Perché questo tempo di guerra è in pericolo.
La stagione verso la quale stiamo andando infatti è quella di una stretta istituzionale emergenziale,
confermata dal conflitto in corso, che porti all’infinito l’impianto draghiano: parlamento inutile e governabilità
ad ogni costo per la stabilità e, naturalmente, la «crescita».Chi la fa, per che cosa e per quale occupazione?
Quando è ormai evidente il contrario: solo la democrazia conflittuale fondata sui valori della costituzione
può salvarci dal disastro.
Vale a dire a partire dai diritti delle lavoratrici dei lavoratori.
Mentre la crisi della rappresentanza politica mette in discussione e attacca anche il ruolo del sindacato,
l’unico che affronti la questione sociale ormai esplosiva.

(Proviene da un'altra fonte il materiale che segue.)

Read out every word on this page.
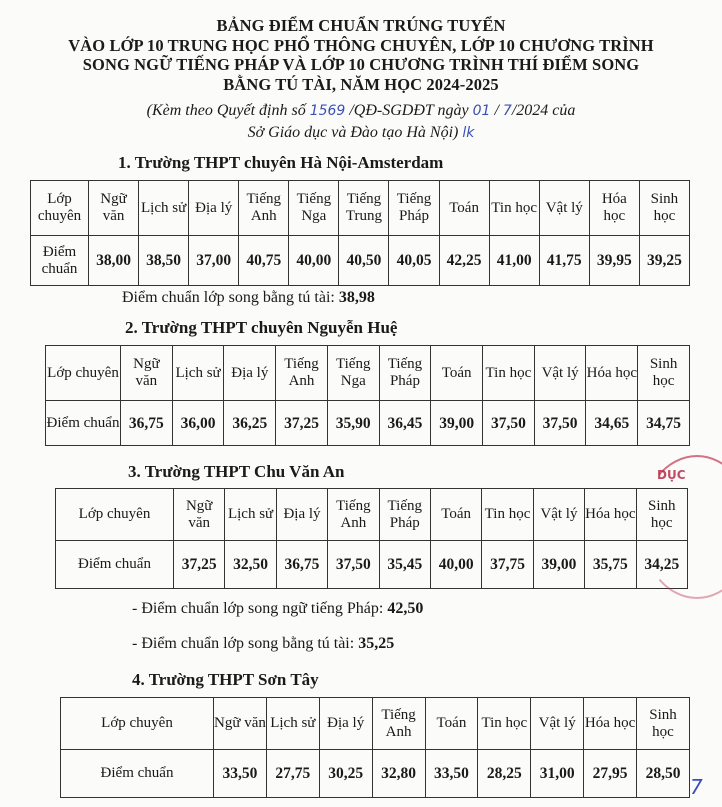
BẢNG ĐIỂM CHUẨN TRÚNG TUYỂN
VÀO LỚP 10 TRUNG HỌC PHỔ THÔNG CHUYÊN, LỚP 10 CHƯƠNG TRÌNH
SONG NGỮ TIẾNG PHÁP VÀ LỚP 10 CHƯƠNG TRÌNH THÍ ĐIỂM SONG
BẰNG TÚ TÀI, NĂM HỌC 2024-2025
(Kèm theo Quyết định số 1569 /QĐ-SGDĐT ngày 01 / 7/2024 của
Sở Giáo dục và Đào tạo Hà Nội) lk
1. Trường THPT chuyên Hà Nội-Amsterdam
Lớp chuyên	Ngữ văn	Lịch sử	Địa lý	Tiếng Anh	Tiếng Nga	Tiếng Trung	Tiếng Pháp	Toán	Tin học	Vật lý	Hóa học	Sinh học
Điểm chuẩn	38,00	38,50	37,00	40,75	40,00	40,50	40,05	42,25	41,00	41,75	39,95	39,25
Điểm chuẩn lớp song bằng tú tài: 38,98
2. Trường THPT chuyên Nguyễn Huệ
Lớp chuyên	Ngữ văn	Lịch sử	Địa lý	Tiếng Anh	Tiếng Nga	Tiếng Pháp	Toán	Tin học	Vật lý	Hóa học	Sinh học
Điểm chuẩn	36,75	36,00	36,25	37,25	35,90	36,45	39,00	37,50	37,50	34,65	34,75
3. Trường THPT Chu Văn An
Lớp chuyên	Ngữ văn	Lịch sử	Địa lý	Tiếng Anh	Tiếng Pháp	Toán	Tin học	Vật lý	Hóa học	Sinh học
Điểm chuẩn	37,25	32,50	36,75	37,50	35,45	40,00	37,75	39,00	35,75	34,25
- Điểm chuẩn lớp song ngữ tiếng Pháp: 42,50
- Điểm chuẩn lớp song bằng tú tài: 35,25
4. Trường THPT Sơn Tây
Lớp chuyên	Ngữ văn	Lịch sử	Địa lý	Tiếng Anh	Toán	Tin học	Vật lý	Hóa học	Sinh học
Điểm chuẩn	33,50	27,75	30,25	32,80	33,50	28,25	31,00	27,95	28,50
DỤC
7
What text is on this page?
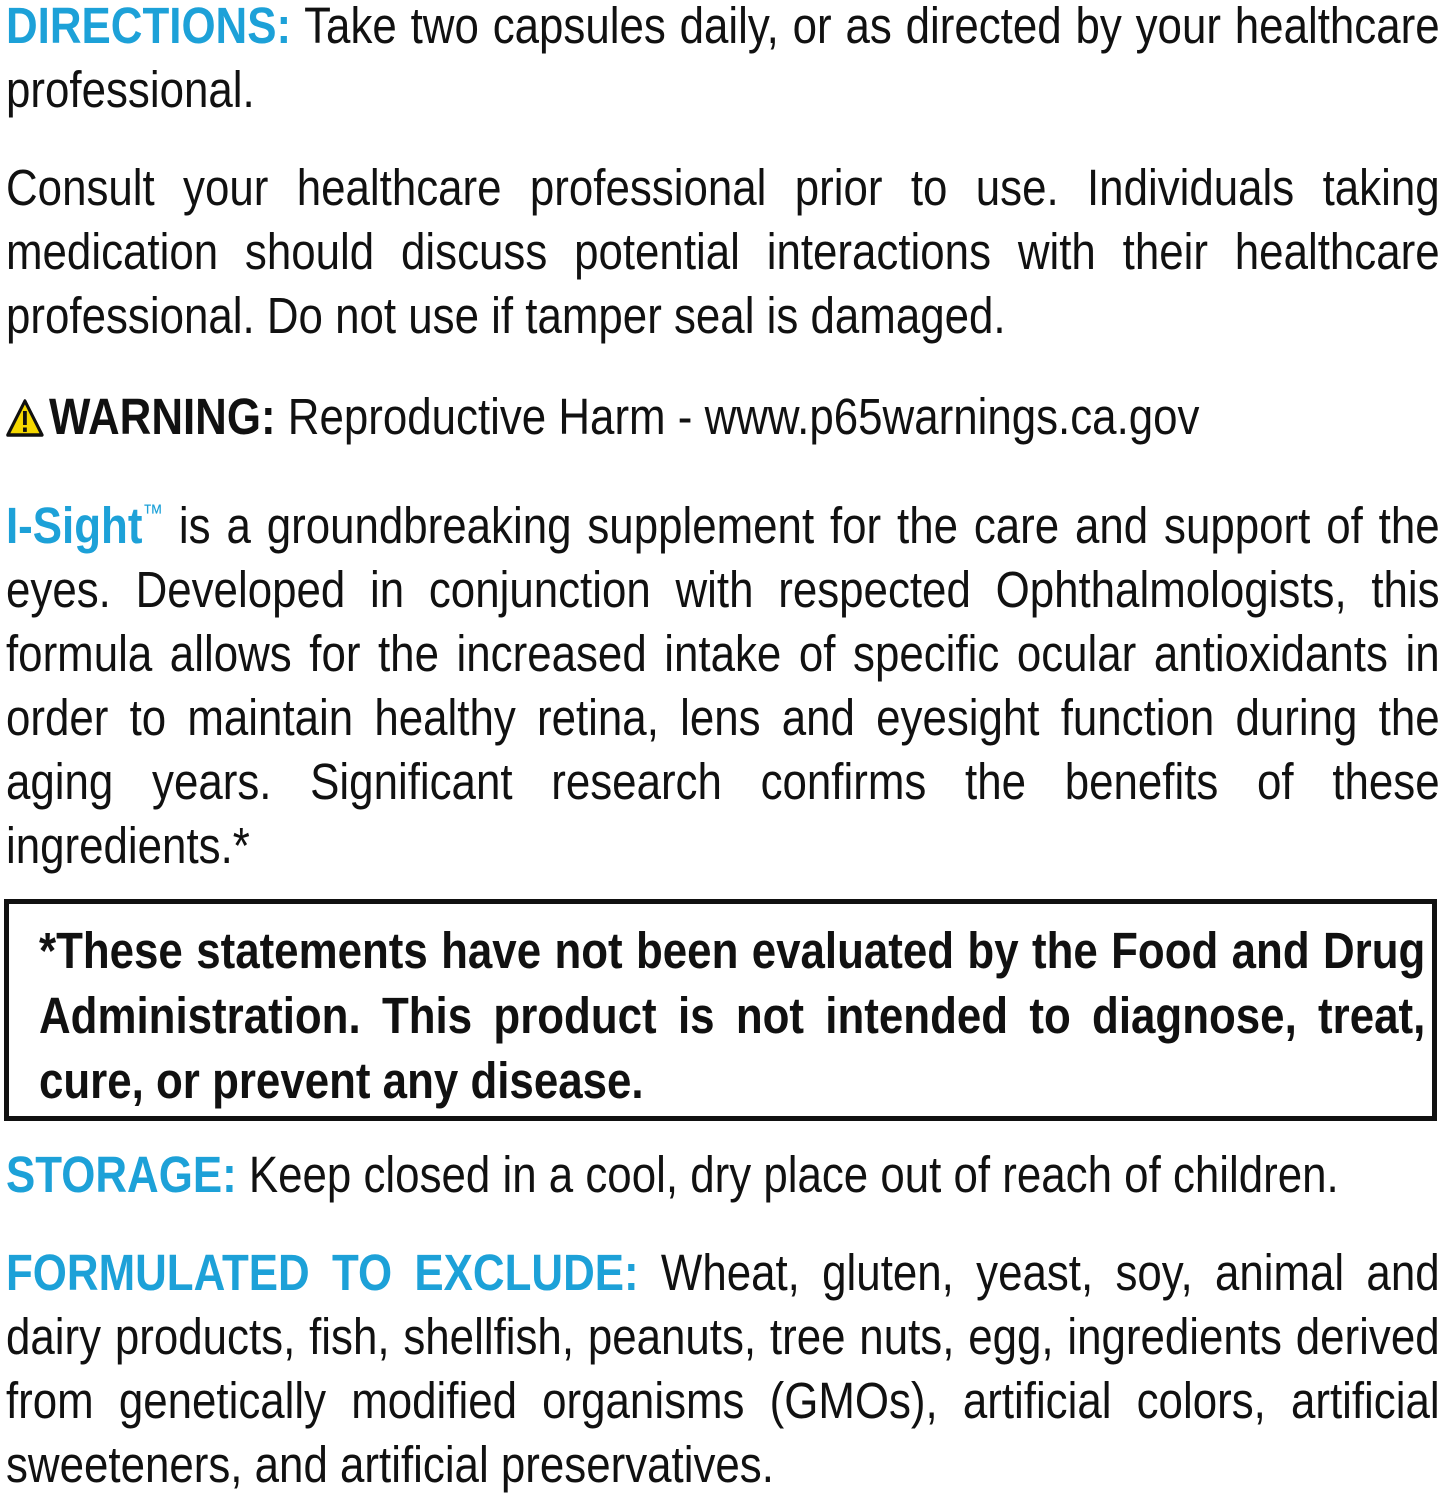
DIRECTIONS: Take two capsules daily, or as directed by your healthcare professional.
Consult your healthcare professional prior to use. Individuals taking medication should discuss potential interactions with their healthcare professional. Do not use if tamper seal is damaged.
WARNING: Reproductive Harm - www.p65warnings.ca.gov
I-Sight™ is a groundbreaking supplement for the care and support of the eyes. Developed in conjunction with respected Ophthalmologists, this formula allows for the increased intake of specific ocular antioxidants in order to maintain healthy retina, lens and eyesight function during the aging years. Significant research confirms the benefits of these ingredients.*
*These statements have not been evaluated by the Food and Drug Administration. This product is not intended to diagnose, treat, cure, or prevent any disease.
STORAGE: Keep closed in a cool, dry place out of reach of children.
FORMULATED TO EXCLUDE: Wheat, gluten, yeast, soy, animal and dairy products, fish, shellfish, peanuts, tree nuts, egg, ingredients derived from genetically modified organisms (GMOs), artificial colors, artificial sweeteners, and artificial preservatives.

Una democrazia del controllo, a partire dal processo produttivo qui e ora, dei suoi fini,
a cominciare dai luoghi di produzione materiale e immateriale. E dal basso per un nuovo modello di sviluppo,
che individui subito le reali alternative energetiche e i risparmi, e le pratichi rifiutando i passi indietro
(del nucleare, del carbone), per una transizione ecologica vera che scelga la filiera della pace e non quella delle armi,
perché il disarmo non è una chiacchiera degli «sconsiderati» pacifisti, ma concreta possibilità di nuovo, riconvertito, lavoro.
E che assuma il principio dello scambio eguale e solidale tra i popoli e non quello attuale della rapina e dello sperpero.
La pace ora è la prima vertenza sindacale, il primo contratto da strappare.”